- Born: January 29, 1953
- Died: June 13, 2024 (aged 71)
- Education: Queens College (B.A.) St. John's University School of Law (J.D.)
- Occupations: Businessman, investor, lawyer
- Known for: Co-founder of Stellar Management
- Spouse: Sandra Gluck
- Children: 3

= Laurence Gluck =

American businessperson (1953–2024)

Laurence "Larry" Gluck (January 29, 1953 – June 13, 2024) was an American businessman, investor, and lawyer. He was based in New York and co-founded the real estate company Stellar Management.

==Early life and education==
Gluck was born to a Jewish family, raised in a two-bedroom, one-bathroom rent-controlled apartment in the Bronx. He had two brothers and a sister. His father worked for a catering company and operated a restaurant and his mother worked as a bookkeeper at a Chrysler dealership. Gluck worked as a waiter in the Catskills. In 1968, the family moved to Rego Park, Queens. He graduated from Queens College, City University of New York with a B.A. in Psychology and then earned a J.D. from St. John's University School of Law.

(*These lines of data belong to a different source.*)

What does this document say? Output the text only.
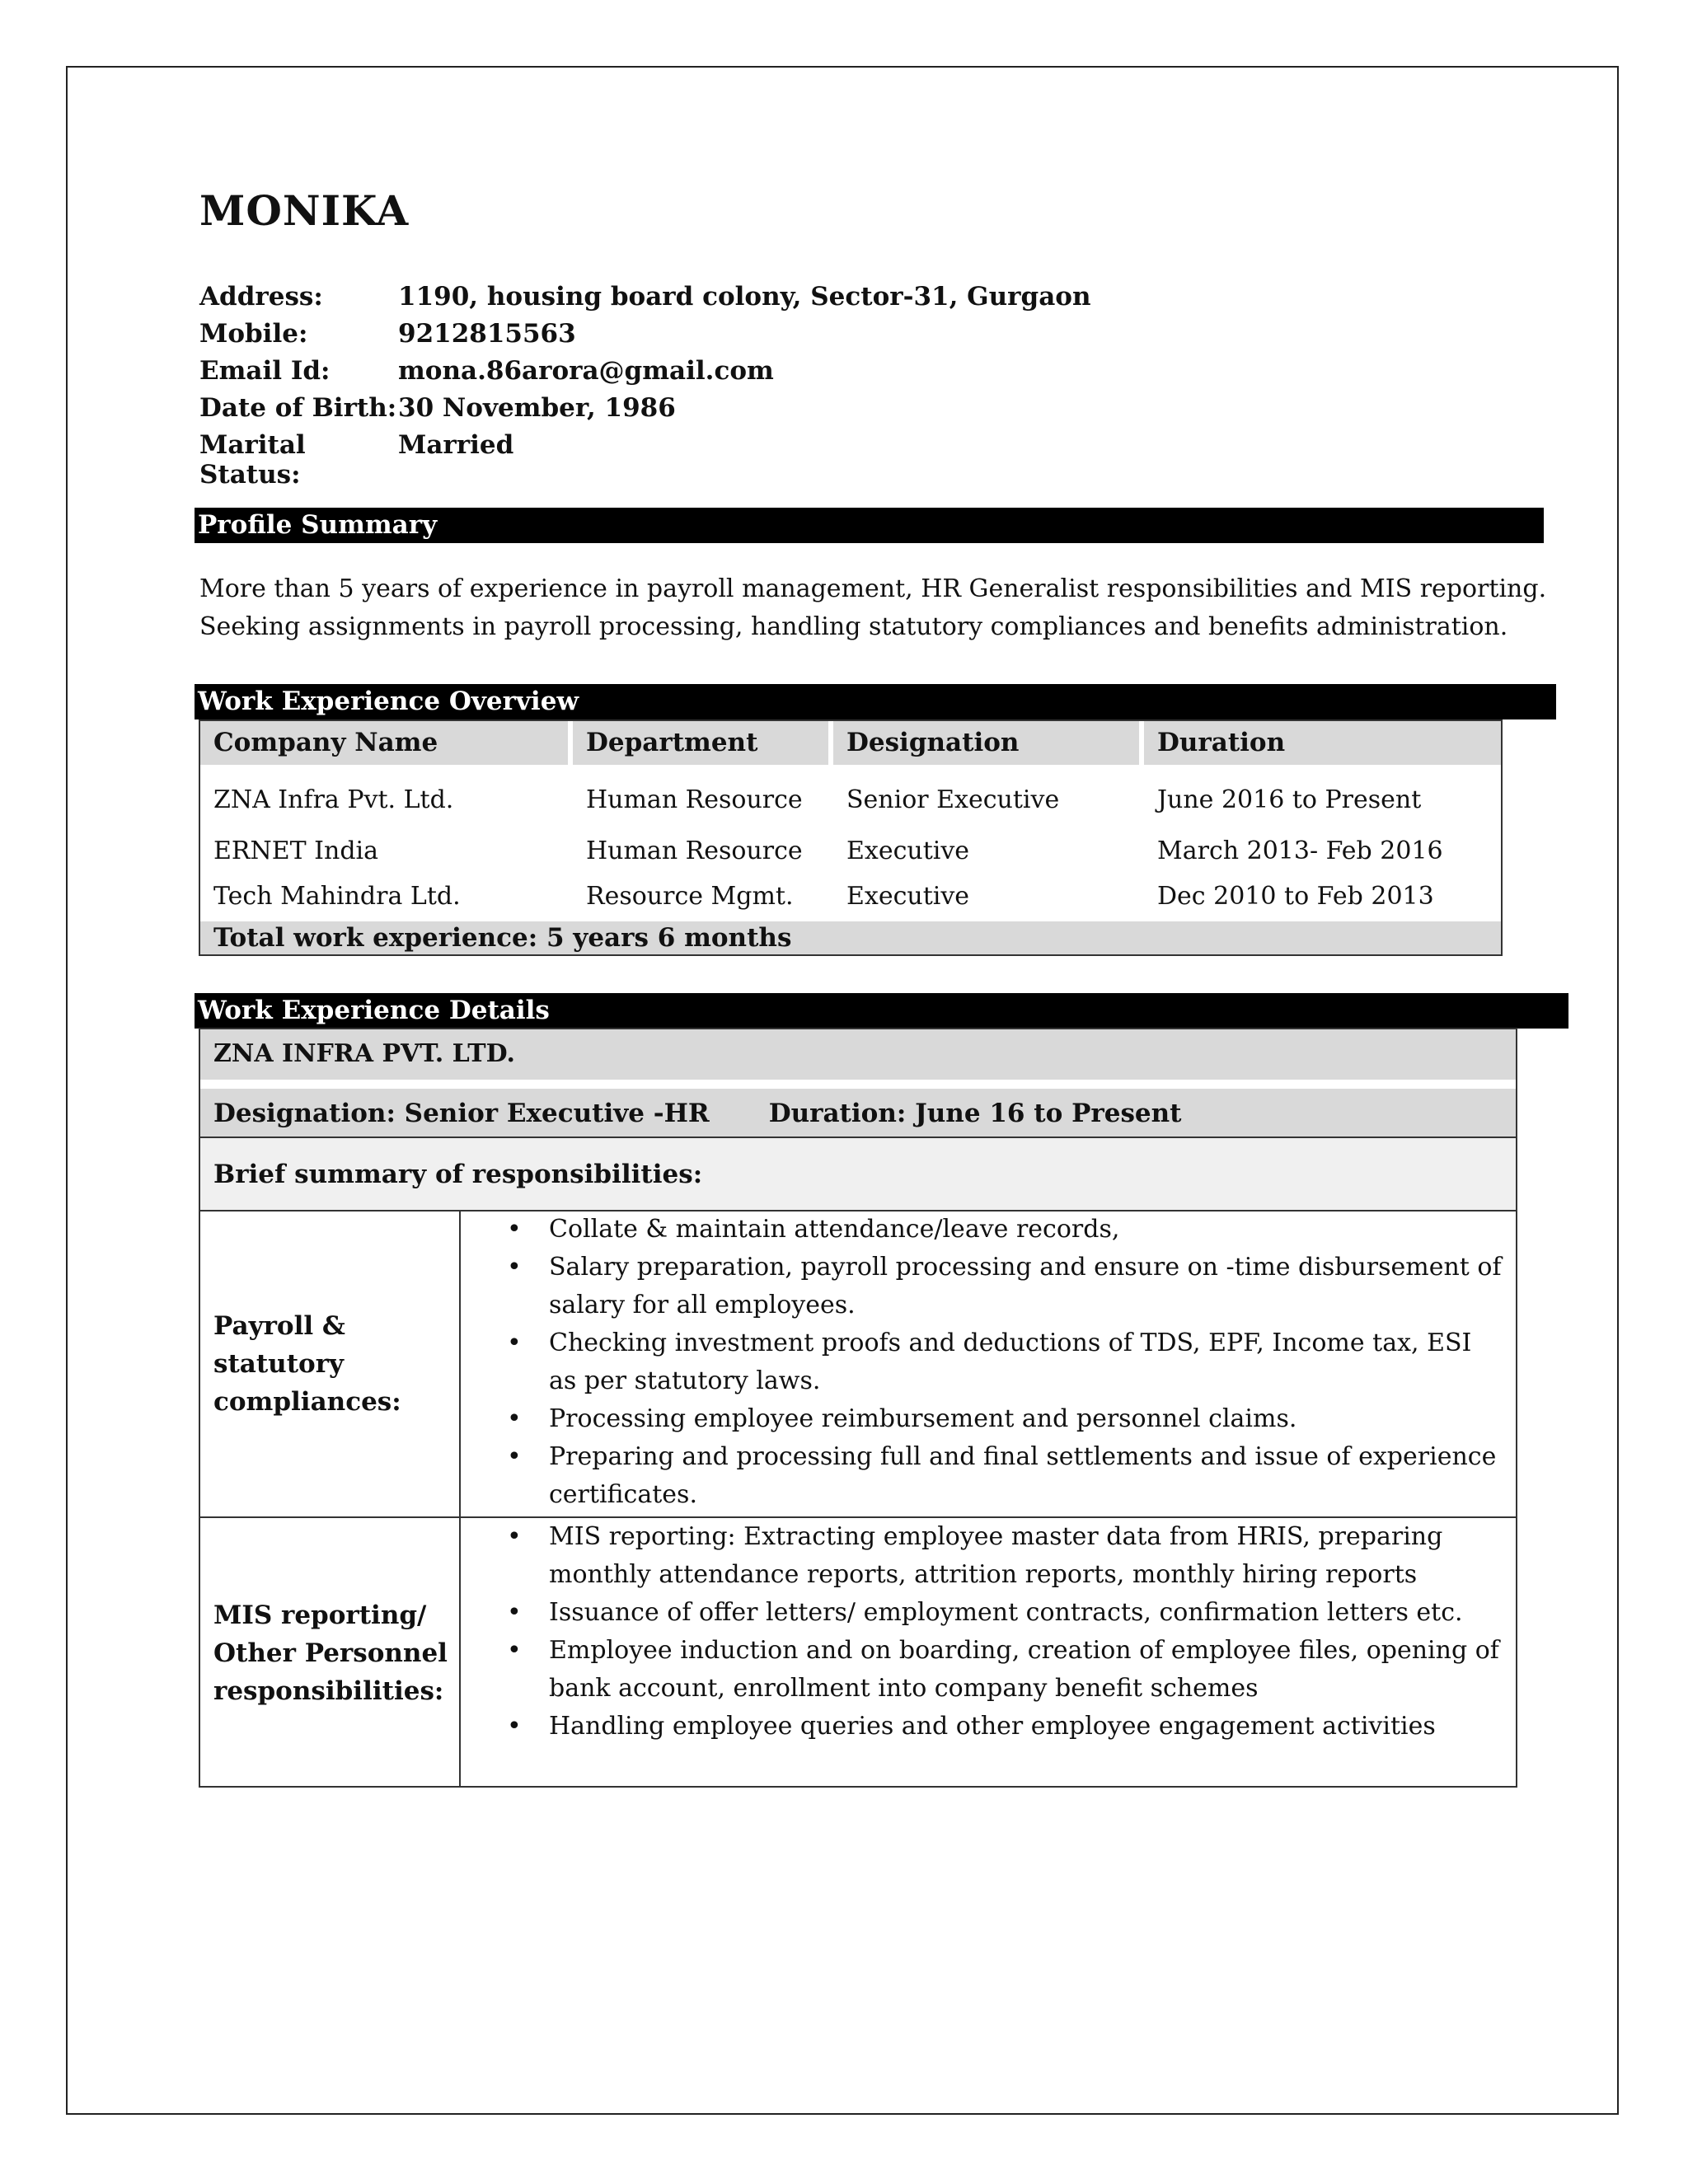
MONIKA
Address:	1190, housing board colony, Sector-31, Gurgaon
Mobile:	9212815563
Email Id:	mona.86arora@gmail.com
Date of Birth: 30 November, 1986
Marital Status:
Married
Profile Summary
More than 5 years of experience in payroll management, HR Generalist responsibilities and MIS reporting.
Seeking assignments in payroll processing, handling statutory compliances and benefits administration.
Work Experience Overview
Company Name	Department	Designation	Duration
ZNA Infra Pvt. Ltd.	Human Resource	Senior Executive	June 2016 to Present
ERNET India	Human Resource	Executive	March 2013- Feb 2016
Tech Mahindra Ltd.	Resource Mgmt.	Executive	Dec 2010 to Feb 2013
Total work experience: 5 years 6 months
Work Experience Details
ZNA INFRA PVT. LTD.
Designation: Senior Executive -HR Duration: June 16 to Present
Brief summary of responsibilities:
Payroll &
statutory
compliances:
• Collate & maintain attendance/leave records,
• Salary preparation, payroll processing and ensure on -time disbursement of salary for all employees.
• Checking investment proofs and deductions of TDS, EPF, Income tax, ESI as per statutory laws.
• Processing employee reimbursement and personnel claims.
• Preparing and processing full and final settlements and issue of experience certificates.
MIS reporting/
Other Personnel
responsibilities:
• MIS reporting: Extracting employee master data from HRIS, preparing monthly attendance reports, attrition reports, monthly hiring reports
• Issuance of offer letters/ employment contracts, confirmation letters etc.
• Employee induction and on boarding, creation of employee files, opening of bank account, enrollment into company benefit schemes
• Handling employee queries and other employee engagement activities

After school, he worked at several law firms before working as a litigator at the law firm of Proskauer, Rose, Goetz & Mendellsohn and then in 1980, he accepted a job in real estate law at Dreyer & Traub where he later became a partner. He took a pay reduction (from $50,000 to $35,000) to go to Dreyer and Traub. Raising money from family and friends, he purchased his first building in Carroll Gardens, Brooklyn.

==Business career==
In 1985, Gluck partnered with fellow Dreyer & Traub attorney Steve Witkoff, and co-founded Stellar Management; switching their careers from the practice of law to owning and managing real estate; the name "Stellar" came from Steve and Larry. The two purchased inexpensive apartment buildings in Washington Heights and the Northwest Bronx; at one point they owned 85 buildings with over 3,000 apartments. In 1998, due to the collapse of the real estate market, Witkoff and Gluck dissolved their partnership with Gluck taking the residential properties under his firm Stellar Management, and Witkoff taking the office buildings under his newly founded firm the Witkoff Group and expanding into residential construction and rehab.

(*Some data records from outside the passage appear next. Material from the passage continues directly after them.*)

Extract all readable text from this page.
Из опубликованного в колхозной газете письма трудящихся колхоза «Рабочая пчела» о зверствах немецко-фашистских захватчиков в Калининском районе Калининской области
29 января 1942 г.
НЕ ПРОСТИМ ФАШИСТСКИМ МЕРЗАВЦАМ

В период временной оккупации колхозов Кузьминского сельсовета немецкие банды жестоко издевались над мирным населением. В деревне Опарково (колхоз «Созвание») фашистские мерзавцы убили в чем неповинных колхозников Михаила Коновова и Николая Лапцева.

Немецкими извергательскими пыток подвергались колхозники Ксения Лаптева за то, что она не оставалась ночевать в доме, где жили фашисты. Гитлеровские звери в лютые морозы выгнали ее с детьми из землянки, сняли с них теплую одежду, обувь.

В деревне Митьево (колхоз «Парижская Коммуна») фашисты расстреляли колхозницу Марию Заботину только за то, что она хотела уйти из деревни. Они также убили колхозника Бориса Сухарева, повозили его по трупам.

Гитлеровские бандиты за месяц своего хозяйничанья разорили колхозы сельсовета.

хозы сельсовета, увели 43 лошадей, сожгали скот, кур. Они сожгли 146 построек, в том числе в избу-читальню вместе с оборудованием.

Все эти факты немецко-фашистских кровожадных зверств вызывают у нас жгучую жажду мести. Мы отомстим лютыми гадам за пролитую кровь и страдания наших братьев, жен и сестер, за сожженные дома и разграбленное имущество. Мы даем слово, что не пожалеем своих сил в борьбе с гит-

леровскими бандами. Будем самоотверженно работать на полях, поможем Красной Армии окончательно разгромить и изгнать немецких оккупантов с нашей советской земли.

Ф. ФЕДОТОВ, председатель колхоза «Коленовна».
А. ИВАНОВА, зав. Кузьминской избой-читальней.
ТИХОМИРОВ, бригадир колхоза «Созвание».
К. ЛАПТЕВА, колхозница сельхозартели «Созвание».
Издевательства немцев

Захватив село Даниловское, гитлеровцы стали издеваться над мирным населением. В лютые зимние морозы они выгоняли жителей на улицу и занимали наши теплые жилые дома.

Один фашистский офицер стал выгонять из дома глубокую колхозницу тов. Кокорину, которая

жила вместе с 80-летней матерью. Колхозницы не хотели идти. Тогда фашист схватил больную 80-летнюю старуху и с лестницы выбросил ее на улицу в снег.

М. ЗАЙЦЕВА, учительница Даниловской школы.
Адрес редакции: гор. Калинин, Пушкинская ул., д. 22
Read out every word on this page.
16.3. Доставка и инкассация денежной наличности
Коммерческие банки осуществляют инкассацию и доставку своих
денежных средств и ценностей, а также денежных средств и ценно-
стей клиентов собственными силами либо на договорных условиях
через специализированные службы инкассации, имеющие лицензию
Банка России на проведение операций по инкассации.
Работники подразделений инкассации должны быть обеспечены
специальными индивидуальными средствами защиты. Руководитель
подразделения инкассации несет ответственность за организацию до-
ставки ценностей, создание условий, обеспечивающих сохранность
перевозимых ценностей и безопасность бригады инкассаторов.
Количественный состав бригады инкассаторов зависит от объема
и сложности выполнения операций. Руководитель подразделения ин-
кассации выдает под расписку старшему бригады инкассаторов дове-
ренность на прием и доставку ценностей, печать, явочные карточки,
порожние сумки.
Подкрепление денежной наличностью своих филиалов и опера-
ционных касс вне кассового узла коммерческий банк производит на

Stellar, with Gluck at the helm, then focused on the repositioning and renovation of subsidized middle-class housing rental housing in New York City. From 2004, he purchased over a dozen ageing residential complexes that had been built with state Mitchell-Lama program subsidies. As the subsidies expired, he replaced rent-regulated residents with market-rate tenants (generally paying twice or thrice the rent). Although he typically renovated the facilities, he had confrontations with tenant groups at several of his properties including Independence Plaza in Manhattan, Meadow Manor in Flushing, Queens, and Castleton Park on Staten Island, and was criticized for reducing the rent-regulated inventory of housing stock in New York City. In 2005, he borrowed $250 million to buy and renovate the Riverton Houses, a 1,232-unit residential development in Harlem, New York City, with 90 percent of its units rent-stabilized, but lost it to foreclosure in 2008 as the real estate boom collapsed.

In 2005, Gluck signed a contract to buy the 33-story Tivoli Towers in Crown Heights, Brooklyn, with plans to take it out of the Mitchell-Lama program, but was forestalled when tenants discovered a covenant that prohibited Tivoli from leaving the Mitchell-Lama program until 2024. Litigation ensued and the confrontation became politicized with both borough president Marty Markowitz and U.S. Senator Chuck Schumer opposing Gluck's purchase. In 2010, New York City's Housing Development Corporation, unable to find another buyer who would renovate the aging property, struck a deal with Gluck: the city would provide Gluck with a $45.7 million low-interest mortgage to purchase the facility, and Gluck would be allowed to raise rents—although in a more measured way (still doubling them). The expiration of the Mitchell-Lama credits would also be extended from 2024 to 2040. As of 2010, Stellar Management owned 24,000 apartments in New York, Chicago, Washington, and San Francisco.

==Personal life and death==
Laurence Gluck was married to Sandra Gluck; they had three daughters: Amanda, Dana, and Heather. Laurence Gluck died from amyotrophic lateral sclerosis on June 13, 2024, at the age of 71. He was first diagnosed in 2013.